Various governmental structures govern different countries. The monarchy was the most popular form of government before the 20th century, but as time went on, people began to learn about other types of government, such as democracy. As soon as people began to fight for their rights and refused to submit to the monarchy any longer, it quickly became the most popular form of government. The monarchy continues to rule 45 independent countries today. A monarchy is a type of administration in which the king is chosen by hereditary succession rather than by popular vote. No one may challenge or question his policies, and he is not held accountable for his acts. Democracy, on the other hand, ensures accountability and reliability. In view of these facts, it becomes clear why democracy is a much more popular form of government over monarchy.

Frequently Asked Questions (FAQs)

What is a democracy?

A democracy is a system of governance in which citizens elect the government. The elected candidate then governs the country alongside the other branches of the government. Democracy is, therefore, called a “government of the people, by the people, for the people”.

What is a monarchy?

A monarchy is a system of governance in which a single person has all the authority. They may expand their authority in several ways, including the legislative, executive, and judicial branches. The authority to control a nation is passed down via a dynasty and not by means of elections.

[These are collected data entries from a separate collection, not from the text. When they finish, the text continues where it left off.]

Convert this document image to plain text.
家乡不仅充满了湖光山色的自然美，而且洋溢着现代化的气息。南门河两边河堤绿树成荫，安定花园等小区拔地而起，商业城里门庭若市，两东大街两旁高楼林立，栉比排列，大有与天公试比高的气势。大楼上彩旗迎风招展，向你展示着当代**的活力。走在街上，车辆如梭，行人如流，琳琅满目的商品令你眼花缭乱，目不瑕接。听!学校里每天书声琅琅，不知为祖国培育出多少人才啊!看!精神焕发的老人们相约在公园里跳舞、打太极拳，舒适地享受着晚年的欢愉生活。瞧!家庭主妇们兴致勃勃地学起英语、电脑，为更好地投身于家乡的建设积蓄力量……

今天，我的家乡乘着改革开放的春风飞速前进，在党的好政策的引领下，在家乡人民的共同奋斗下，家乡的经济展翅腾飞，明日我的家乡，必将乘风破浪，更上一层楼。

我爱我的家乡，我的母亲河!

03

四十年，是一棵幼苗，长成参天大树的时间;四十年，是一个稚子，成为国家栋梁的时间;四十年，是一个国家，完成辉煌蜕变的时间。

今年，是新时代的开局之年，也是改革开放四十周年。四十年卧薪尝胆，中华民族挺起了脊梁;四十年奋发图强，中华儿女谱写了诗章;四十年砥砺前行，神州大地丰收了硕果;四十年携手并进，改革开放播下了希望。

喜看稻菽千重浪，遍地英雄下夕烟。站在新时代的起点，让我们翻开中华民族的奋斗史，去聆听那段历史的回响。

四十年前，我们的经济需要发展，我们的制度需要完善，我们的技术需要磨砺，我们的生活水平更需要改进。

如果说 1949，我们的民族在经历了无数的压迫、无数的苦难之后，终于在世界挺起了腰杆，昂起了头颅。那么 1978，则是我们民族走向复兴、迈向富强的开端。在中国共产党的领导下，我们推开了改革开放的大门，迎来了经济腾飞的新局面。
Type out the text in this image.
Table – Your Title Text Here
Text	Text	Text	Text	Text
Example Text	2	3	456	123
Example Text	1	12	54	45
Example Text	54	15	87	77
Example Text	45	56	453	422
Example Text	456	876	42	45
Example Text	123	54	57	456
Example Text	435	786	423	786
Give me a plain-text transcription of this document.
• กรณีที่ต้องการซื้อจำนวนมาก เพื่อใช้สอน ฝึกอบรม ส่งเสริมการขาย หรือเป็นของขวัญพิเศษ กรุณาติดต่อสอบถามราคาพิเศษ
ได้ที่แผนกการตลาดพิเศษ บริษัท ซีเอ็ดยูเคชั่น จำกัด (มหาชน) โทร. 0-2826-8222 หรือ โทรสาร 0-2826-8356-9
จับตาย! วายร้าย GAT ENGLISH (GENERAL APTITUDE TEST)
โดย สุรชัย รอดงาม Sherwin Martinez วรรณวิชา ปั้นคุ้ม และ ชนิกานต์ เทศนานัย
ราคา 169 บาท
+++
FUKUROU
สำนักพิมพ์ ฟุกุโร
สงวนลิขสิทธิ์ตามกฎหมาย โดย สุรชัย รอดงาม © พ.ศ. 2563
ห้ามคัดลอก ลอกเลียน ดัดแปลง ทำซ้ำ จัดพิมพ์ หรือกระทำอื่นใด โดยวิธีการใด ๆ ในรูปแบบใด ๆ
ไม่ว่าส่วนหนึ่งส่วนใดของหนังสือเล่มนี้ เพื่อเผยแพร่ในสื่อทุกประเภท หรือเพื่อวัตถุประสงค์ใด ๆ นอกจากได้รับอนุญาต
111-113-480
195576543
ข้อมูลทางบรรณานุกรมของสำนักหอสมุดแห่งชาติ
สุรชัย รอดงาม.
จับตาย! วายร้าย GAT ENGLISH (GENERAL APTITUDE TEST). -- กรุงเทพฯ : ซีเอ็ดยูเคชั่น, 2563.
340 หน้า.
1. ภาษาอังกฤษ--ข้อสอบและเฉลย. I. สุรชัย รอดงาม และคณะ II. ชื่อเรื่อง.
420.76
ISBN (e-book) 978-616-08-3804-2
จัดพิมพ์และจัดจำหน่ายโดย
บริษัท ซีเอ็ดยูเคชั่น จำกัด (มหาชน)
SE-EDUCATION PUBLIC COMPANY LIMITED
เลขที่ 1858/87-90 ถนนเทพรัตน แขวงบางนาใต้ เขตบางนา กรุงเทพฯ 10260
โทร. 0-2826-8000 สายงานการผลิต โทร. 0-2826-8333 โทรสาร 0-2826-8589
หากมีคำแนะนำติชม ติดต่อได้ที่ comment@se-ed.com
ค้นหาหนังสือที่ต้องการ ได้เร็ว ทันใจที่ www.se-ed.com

What is the major difference between monarchy and democracy?

The political structure of a monarchy is founded on the sovereign control of a single king. On the other hand, a democracy is a political system in which the people directly or indirectly decide on laws, policies, leaders, and significant governmental initiatives.

What are the various types of monarchy?

Subnational, absolute, Commonwealth Realms, constitutional, and semi-constitutional monarchies are the various types of monarchies.

What are constitutional and absolute monarchies?

There is no constitutional governance in an absolute monarchy, and the king and queen have complete authority over their subjects. On the other hand, in a constitutional monarchy, the monarch (the king or queen) and a constitutional government like parliament share political authority. A monarchy of this kind is distinct from an absolute monarchy since it has an unwritten or written constitution in place. Countries governed by constitutional monarchies today include the United Kingdom, Belgium, Norway, Japan, and Thailand.

Which are some democratic nations?

The United States of America, France, and India are only some of the many countries where democracy is practised.

Which are some examples of the monarchy?

Middle Eastern nations like Saudi Arabia and the United Arab Emirates (UAE) are some good examples of monarchy in the present time.